8 de enero de 2014

Trilogía del Movimiento: Tres

A veces la vida parece pasar entre momentos y circunstancias que se asumen como excepcionales, como si se hubiera instalado en lo provisional y así estuviera cómoda, sin necesidad de asentarse en una rutina o de adolecer de una costumbre. Esas veces la vida parece como un eterno fin de semana en el campo o cerca del mar, que más da, el caso es que parece un fin de semana lejos de la gente corriente.
La sensación, sin embargo, es la de un impostor, la de alguien que está ahí de prestado.

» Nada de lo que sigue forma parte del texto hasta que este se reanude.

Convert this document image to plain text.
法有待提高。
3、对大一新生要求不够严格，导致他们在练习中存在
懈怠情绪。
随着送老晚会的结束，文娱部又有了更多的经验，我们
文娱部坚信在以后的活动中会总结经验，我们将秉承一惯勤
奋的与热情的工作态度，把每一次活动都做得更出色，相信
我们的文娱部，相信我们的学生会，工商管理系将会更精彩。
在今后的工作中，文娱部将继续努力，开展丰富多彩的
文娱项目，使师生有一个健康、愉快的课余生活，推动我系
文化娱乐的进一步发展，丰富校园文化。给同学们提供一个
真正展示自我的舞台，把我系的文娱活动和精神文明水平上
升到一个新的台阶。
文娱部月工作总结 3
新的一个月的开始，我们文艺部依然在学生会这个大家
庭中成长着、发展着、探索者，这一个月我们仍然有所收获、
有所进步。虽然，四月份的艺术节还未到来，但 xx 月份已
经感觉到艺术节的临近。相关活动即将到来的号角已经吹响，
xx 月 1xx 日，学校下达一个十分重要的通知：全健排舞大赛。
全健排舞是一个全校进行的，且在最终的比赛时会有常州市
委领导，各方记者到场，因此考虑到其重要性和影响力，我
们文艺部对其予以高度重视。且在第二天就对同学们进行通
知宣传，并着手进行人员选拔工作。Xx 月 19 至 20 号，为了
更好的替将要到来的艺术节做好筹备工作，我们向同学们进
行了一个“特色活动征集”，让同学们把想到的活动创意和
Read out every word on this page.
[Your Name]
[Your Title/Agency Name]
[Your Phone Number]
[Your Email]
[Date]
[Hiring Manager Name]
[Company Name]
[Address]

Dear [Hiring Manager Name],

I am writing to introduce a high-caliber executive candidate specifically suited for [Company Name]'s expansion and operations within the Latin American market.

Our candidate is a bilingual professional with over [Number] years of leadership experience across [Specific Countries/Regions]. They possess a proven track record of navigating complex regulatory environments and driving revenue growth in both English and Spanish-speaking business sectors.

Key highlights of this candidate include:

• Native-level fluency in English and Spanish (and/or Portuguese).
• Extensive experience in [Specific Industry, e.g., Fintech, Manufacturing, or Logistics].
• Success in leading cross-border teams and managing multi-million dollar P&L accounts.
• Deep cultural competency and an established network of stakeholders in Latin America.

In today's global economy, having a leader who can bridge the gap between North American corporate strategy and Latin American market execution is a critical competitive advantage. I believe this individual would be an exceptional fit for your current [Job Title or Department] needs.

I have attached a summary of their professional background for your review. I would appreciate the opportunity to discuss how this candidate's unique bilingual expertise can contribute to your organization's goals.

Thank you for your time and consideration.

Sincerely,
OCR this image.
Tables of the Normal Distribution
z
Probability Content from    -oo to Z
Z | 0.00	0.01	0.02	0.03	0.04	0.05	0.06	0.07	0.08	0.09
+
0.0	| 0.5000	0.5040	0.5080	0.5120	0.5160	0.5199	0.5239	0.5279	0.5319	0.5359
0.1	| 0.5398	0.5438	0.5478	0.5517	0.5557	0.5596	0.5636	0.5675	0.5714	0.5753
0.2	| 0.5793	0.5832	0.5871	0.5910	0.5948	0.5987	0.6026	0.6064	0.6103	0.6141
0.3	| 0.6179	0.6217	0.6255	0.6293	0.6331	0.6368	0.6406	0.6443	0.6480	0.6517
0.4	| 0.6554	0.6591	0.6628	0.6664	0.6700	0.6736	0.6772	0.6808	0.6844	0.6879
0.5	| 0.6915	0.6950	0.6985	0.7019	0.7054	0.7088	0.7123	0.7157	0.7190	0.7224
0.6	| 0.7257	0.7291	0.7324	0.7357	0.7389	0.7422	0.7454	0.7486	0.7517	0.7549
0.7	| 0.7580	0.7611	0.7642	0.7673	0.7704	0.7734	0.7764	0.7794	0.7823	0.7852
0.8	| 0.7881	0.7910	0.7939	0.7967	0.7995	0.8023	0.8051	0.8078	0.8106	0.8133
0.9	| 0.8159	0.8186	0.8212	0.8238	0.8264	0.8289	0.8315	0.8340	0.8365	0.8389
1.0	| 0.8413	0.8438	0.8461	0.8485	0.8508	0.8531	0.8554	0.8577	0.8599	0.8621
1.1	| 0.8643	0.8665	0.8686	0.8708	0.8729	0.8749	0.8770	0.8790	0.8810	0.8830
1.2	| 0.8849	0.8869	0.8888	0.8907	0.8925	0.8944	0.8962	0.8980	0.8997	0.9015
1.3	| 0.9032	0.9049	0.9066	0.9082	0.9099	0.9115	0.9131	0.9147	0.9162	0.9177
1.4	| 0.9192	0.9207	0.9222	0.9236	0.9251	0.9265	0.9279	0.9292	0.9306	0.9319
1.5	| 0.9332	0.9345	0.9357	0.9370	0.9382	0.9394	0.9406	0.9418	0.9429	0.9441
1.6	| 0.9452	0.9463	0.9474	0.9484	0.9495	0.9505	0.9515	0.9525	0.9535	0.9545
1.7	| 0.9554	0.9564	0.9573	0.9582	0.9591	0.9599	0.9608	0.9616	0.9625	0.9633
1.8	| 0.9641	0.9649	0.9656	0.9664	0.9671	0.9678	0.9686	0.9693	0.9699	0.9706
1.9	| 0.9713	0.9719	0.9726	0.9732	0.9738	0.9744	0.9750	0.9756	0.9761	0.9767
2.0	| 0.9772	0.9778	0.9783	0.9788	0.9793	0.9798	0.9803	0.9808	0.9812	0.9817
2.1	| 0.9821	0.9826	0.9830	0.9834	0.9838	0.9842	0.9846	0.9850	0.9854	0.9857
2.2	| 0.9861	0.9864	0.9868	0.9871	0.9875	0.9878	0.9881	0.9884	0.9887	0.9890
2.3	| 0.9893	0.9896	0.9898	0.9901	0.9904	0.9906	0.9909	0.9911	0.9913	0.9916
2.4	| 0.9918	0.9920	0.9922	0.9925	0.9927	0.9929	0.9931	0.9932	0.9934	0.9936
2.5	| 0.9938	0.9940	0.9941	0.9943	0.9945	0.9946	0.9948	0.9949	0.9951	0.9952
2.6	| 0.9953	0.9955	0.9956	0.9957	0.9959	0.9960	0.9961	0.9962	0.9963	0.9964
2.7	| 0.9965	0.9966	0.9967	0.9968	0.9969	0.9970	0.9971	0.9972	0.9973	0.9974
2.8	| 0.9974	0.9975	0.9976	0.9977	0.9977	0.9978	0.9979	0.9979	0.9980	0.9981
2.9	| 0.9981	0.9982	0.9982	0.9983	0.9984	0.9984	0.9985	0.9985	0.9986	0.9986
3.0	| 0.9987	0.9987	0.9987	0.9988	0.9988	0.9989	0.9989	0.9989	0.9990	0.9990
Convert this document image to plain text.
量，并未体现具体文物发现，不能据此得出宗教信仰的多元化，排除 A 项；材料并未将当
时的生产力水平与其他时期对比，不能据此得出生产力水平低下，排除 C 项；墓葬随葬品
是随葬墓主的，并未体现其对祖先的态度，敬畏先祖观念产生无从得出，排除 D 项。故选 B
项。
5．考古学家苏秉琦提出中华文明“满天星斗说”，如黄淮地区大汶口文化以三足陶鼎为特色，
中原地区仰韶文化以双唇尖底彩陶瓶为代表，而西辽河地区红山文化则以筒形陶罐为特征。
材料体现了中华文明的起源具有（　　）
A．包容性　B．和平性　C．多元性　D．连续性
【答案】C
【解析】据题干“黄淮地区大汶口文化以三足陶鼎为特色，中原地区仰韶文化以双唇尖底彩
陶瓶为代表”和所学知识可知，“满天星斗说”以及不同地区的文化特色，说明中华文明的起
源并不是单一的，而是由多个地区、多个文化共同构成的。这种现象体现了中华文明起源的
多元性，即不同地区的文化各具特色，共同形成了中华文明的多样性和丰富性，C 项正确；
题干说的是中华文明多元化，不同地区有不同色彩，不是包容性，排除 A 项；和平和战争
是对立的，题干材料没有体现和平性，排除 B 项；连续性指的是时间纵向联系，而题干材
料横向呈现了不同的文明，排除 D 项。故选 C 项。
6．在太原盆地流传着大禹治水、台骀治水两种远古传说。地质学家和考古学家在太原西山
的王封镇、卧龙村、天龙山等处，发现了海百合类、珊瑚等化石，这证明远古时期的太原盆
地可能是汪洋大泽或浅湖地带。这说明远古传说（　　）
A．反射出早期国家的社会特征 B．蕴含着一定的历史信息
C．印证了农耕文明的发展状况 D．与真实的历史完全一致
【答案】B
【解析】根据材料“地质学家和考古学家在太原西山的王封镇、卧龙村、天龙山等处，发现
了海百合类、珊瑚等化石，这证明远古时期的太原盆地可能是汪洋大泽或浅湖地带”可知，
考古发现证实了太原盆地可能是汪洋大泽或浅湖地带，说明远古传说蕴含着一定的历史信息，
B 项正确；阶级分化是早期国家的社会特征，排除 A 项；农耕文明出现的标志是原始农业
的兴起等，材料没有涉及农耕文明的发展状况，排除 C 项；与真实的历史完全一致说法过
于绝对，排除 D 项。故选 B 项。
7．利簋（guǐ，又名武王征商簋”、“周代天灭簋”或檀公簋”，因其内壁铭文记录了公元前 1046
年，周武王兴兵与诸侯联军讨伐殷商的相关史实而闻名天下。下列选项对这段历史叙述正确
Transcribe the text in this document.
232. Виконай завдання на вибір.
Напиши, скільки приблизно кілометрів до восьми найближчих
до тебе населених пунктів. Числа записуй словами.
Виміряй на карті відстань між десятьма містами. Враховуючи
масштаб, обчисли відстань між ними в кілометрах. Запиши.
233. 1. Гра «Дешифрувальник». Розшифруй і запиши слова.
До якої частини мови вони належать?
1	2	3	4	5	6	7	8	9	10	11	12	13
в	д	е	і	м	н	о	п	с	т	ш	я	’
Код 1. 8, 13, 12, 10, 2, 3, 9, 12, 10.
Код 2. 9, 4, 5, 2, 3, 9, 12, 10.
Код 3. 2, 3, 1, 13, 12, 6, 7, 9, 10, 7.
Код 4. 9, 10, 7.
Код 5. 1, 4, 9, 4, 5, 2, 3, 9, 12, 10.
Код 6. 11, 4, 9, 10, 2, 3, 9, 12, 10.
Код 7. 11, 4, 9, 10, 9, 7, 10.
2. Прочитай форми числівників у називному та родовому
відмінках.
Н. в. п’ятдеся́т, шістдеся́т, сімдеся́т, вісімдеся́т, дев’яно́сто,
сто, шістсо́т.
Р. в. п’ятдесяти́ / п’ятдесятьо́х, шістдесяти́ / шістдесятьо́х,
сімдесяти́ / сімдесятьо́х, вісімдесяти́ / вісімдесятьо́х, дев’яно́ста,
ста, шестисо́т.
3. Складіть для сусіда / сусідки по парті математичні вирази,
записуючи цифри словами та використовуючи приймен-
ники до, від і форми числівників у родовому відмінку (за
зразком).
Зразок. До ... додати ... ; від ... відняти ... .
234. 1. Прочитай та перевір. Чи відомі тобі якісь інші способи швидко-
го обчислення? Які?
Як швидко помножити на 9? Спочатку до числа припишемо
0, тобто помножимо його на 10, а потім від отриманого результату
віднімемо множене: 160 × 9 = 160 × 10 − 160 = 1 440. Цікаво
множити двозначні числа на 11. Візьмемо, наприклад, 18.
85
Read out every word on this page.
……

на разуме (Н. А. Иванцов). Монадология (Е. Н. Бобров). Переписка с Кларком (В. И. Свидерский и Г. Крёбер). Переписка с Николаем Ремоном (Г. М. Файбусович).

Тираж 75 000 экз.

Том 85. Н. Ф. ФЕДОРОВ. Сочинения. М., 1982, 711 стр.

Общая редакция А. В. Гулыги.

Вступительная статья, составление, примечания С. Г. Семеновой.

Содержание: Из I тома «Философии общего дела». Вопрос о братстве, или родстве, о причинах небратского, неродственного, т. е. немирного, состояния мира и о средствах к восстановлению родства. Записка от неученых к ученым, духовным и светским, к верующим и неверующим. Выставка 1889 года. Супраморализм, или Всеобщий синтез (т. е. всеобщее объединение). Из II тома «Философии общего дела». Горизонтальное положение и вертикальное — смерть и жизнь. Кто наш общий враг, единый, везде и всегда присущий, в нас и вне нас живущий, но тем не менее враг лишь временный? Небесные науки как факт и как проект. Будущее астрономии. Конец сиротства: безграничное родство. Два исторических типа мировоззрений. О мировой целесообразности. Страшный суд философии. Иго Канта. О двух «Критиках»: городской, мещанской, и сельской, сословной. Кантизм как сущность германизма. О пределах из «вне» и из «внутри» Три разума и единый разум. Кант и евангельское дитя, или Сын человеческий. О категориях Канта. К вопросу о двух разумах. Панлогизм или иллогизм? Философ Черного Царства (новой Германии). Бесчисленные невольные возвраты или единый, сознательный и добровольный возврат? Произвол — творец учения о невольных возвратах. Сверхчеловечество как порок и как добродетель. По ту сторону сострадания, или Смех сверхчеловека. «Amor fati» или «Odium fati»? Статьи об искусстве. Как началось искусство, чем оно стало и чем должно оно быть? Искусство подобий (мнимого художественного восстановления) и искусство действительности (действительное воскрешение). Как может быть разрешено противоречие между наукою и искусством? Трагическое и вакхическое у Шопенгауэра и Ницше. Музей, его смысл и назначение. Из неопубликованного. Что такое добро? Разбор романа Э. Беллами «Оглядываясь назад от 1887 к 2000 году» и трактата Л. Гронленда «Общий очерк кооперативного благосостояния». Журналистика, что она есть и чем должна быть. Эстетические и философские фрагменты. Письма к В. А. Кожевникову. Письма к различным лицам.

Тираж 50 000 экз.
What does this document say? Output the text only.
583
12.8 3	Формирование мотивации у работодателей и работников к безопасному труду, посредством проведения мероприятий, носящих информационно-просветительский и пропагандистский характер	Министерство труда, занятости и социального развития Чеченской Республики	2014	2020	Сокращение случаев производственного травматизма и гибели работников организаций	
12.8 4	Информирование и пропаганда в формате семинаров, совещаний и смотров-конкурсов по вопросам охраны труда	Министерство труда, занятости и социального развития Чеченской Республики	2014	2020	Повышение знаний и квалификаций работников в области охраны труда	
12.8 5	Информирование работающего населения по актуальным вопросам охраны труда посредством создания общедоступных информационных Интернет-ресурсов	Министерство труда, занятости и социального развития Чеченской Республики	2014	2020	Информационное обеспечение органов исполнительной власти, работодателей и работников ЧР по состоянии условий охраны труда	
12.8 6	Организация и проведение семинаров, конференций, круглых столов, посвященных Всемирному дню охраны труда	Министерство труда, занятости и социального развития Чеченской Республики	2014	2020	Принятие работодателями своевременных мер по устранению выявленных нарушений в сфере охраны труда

Recuerdo esa sensación a cuenta de un tipo al que conocí durante mis años en Fayetteville, en el bar cerca de la facultad de Filología y Literatura Española donde ejercía como profesor adjunto y que solía frecuentar junto a mis colegas de departamento. Le llamaban Bob, aunque sospecho que no era su nombre real.
Aparentemente, Bob, o como se llamara, si es que su nombre auténtico llegó a importarle a alguien en algún momento, no tenía más ocupación que la de sentarse a la barra de madera de alcornoque a vaciar una pinta tras otra, lentamente y sin prisas, como el que ha hecho del tedio su ocupación y se dedica a ello en cuerpo y alma, concentrándose en cada pequeño sorbo, en cada viaje a sus labios, en la fina capa de espuma o en las burbujas de su budweiser cuando se acercaba sorbo a sorbo al culo del recipiente.
Le acompañaba siempre una flat coated retriever de pelo liso y azabache, con un pañuelo verde enroscado a modo de collar a un cuello ancho y que en otro tiempo debió ser altivo y esbelto. Jamás llegué a saber el nombre del animal, igual que nunca entendí ni una sola palabra de las que pronunciaba Bob, siempre en evidente estado de embriaguez o demasiado ensimismado en su cerveza como para molestarse en alzar la voz lo suficiente como para hacerla si quiera audible.
Si bien a día de hoy, pasados ya tantos años de aquellas tardes entre la luz tenue y las paredes verde ocre, solo acertaría a esbozar cuatro detalles de Bob -quizá lugares comunes de cualquier mendigo: el pelo ralo y sucio, el chaquetón desgastado, la tez morena y curtida, surcada de arrugas- sí recuerdo con claridad los dos pares de ojos de aquel curioso dúo. Los de él de un azul casi extinto, los de ella cubiertos por esa capa blanquecina y tétrica que dejan las cataratas sobre las miradas.
Paseaba la perra, pese a aquella niebla en la vista, con total seguridad por el bar, olisqueando el suelo en busca de algún cacahuete extraviado, olfateando a los clientes no habituales, moviendo el rabo y apoyando el hocico sobre el regazo de los parroquianos que frecuentaban el establecimiento en busca de un gesto o una palmada en el lomo.
Titubeaba pocas veces en ese andar parsimonioso y cansado que solo muestran los animales más viejos. Quizá al dar con el morro en un taburete fuera de su lugar habitual o al perderse en el laberinto formado por mesas y sillas de grupos alborozados y numerosos. Nunca, sin embargo, la vi perder la pista de su dueño.
Ya de noche, cuando el bar olía a los primeros cubos de lejía y los últimos rezagados remoloneaban codo en barra y arrastrando la lengua, se postraba junto a él, pendiente de su respiración pesada y rota, de su sueño intranquilo con la cabeza escondida entre los brazos, el cuerpo encorvado y volcado sobre la barra y la última pinta del día.
Aguardaba pacientemente a que el dueño agitara a Bob y le acompañara a la puerta o se encargaba de lamerle con cariño la cara cuando completamente borracho se caía del taburete y continuaba su sueño en el suelo, estirado todo lo largo que la gravedad no le permitía cuando se hallaba en posición vertical.
El animal ciego era entonces el guía y acompasaba su paso a los tumbos del amo, girándose de tanto en tanto para oler el aire y cerciorarse de que continuaba junto a ella el camino hacia las vías del tren, perdiéndose ambos al final de la calle, bajo la luz mortecina de las farolas que al día siguiente les volverían a ver llegar hasta la puerta del bar.

Pienso en aquellos años y en Bob y en la perra ciega y no puedo evitar sentir cierta nostalgia por todas esas escenas del pasado a las que asistí sin participar en ninguna de ellas. Ni siquiera para acariciarla o preguntar su nombre, como si saberlo fuera a situarme fehacientemente en aquella trama y me sacara del papel de espectador de un entreacto en el que siempre me esforcé por permanecer.